2. Extract the fragments as JPEGs
The following command will extract the fragments and try to save them as JPEGs (-j
) 28023312:
pdfimages so-28023312-test1.pdf 28023312
There are 3 images which came out as PPM. Use ImageMagick's convert
to make JPEGs from them (not strictly required, but it simplifies the 'stitching' command line:
for i in 11 12 13; do
convert 28023312-0${i}.ppm 28023312-0${i}.jpg
done
Here are the first three fragments, 280233312-000.jpg, 280233312-001.jpg and 280233312-002.jpg:
3. Stitch the 20 fragments together again
ImageMagick can stitch the 20 images together again. When looking at the PDF page as well as at the 20 JPEGs it is easy to determine the order they need to be put together:
convert \
\( 28023312-0{00,01,02,03,04}.jpg +append \) \
\( 28023312-0{05,06,07,08,09}.jpg +append \) \
\( 28023312-0{10,11,12,13,14}.jpg +append \) \
\( 28023312-0{15,16,17,18,19}.jpg +append \) \
-append \
complete.jpg
Dissecting the command:
The +append
image operator appends all listed images in a horizontal order.
The \( ... \)
lines indicate an 'aside' processing of the resprective part of the image stack (which needs to be separated by the escaped parentheses). The result of this horizontal appending operation will then replace the individual fragments inside the current image stack.
The final -append
image operator appends the current images vertically.
Here is the resulting JPEG, fully stitched together again:
Could this be automated?
In theory we could automate this process. For this we would have to analyse the PDF source code. However, that is rather difficult, because the content stream may be compressed.
In order to uncompress all or most of the content streams and to get a nicer representation of the PDF file structure, we could use mutool clean -d
, podofouncompress
or qpdf --qdf
.
I prefer qpdf, the 'structural, content-preserving PDF file transformer'. Here is the command:
qpdf --qdf --object-streams=disable so-28023312-test1.pdf qdf.pdf
The resulting PDF file, qdf.pdf
is more easy to analyse, because most (but not all) previously binary sections are now in ASCII. When you search for the occurrences of Do
inside this file, you will see where images are inserted (however, I cannot give you a complete PDF analysing tutorial here, sorry...).

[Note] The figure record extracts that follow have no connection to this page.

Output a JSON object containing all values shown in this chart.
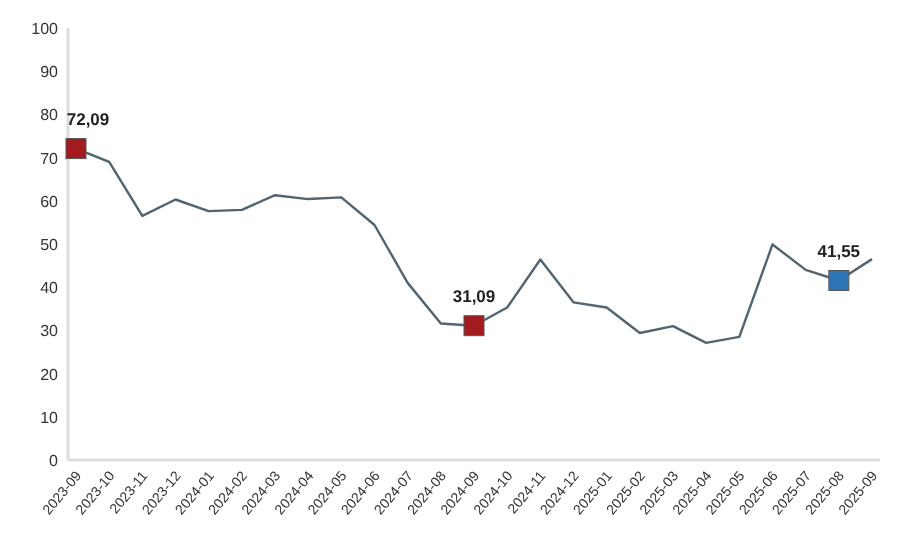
{
  "chart_data": {
    "type": "line",
    "categories": [
      "2023-09",
      "2023-10",
      "2023-11",
      "2023-12",
      "2024-01",
      "2024-02",
      "2024-03",
      "2024-04",
      "2024-05",
      "2024-06",
      "2024-07",
      "2024-08",
      "2024-09",
      "2024-10",
      "2024-11",
      "2024-12",
      "2025-01",
      "2025-02",
      "2025-03",
      "2025-04",
      "2025-05",
      "2025-06",
      "2025-07",
      "2025-08",
      "2025-09"
    ],
    "series": [
      {
        "color": "#52646f",
        "marker": "none",
        "values": [
          72.09,
          69.0,
          56.5,
          60.3,
          57.6,
          57.9,
          61.3,
          60.4,
          60.8,
          54.4,
          41.0,
          31.6,
          31.09,
          35.3,
          46.4,
          36.5,
          35.3,
          29.4,
          31.0,
          27.1,
          28.5,
          49.9,
          44.0,
          41.55,
          46.5
        ]
      },
      {
        "type": "scatter",
        "marker": "square",
        "colors": [
          "#a31a1f",
          null,
          null,
          null,
          null,
          null,
          null,
          null,
          null,
          null,
          null,
          null,
          "#a31a1f",
          null,
          null,
          null,
          null,
          null,
          null,
          null,
          null,
          null,
          null,
          "#2e75b6",
          null
        ],
        "values": [
          72.09,
          null,
          null,
          null,
          null,
          null,
          null,
          null,
          null,
          null,
          null,
          null,
          31.09,
          null,
          null,
          null,
          null,
          null,
          null,
          null,
          null,
          null,
          null,
          41.55,
          null
        ],
        "value_labels": [
          "72,09",
          null,
          null,
          null,
          null,
          null,
          null,
          null,
          null,
          null,
          null,
          null,
          "31,09",
          null,
          null,
          null,
          null,
          null,
          null,
          null,
          null,
          null,
          null,
          "41,55",
          null
        ]
      }
    ],
    "ylim": [
      0,
      100
    ],
    "yticks": [
      0,
      10,
      20,
      30,
      40,
      50,
      60,
      70,
      80,
      90,
      100
    ],
    "grid": false
  }
}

The following command prints all lines where Do
occurs, plus the preceding line (-B 1
):
grep -a -B 1 " Do" qdf.pdf
1002 0 0 1002 236 5776.67 cm
/Im0 Do
--
1001 0 0 1002 1237 5776.67 cm
/Im1 Do
--
120.12 0 0 120.24 268.44 693.2004 cm
/Im2 Do
--
[...skipping 15 other output segments...]
--
1002 0 0 369 3237 3406.67 cm
/Im18 Do
--
490 0 0 369 4238 3406.67 cm
/Im19 Do
--
1 0 0 1 204.9037018 508.5130005 cm
/Fm0 Do
All the /ImNN Do
lines insert images (the /Fm0 Do
line refers to a form object not an image).
The preceding lines, for example 490 0 0 369 4238 3406.67 cm
set up the current transformation matrix. From this line alone, one can sometimes conclude the position of the image and its size. In the case of this file, it is not enough -- the contents of more preceding lines would be required in order to determine the current 'drawing position'.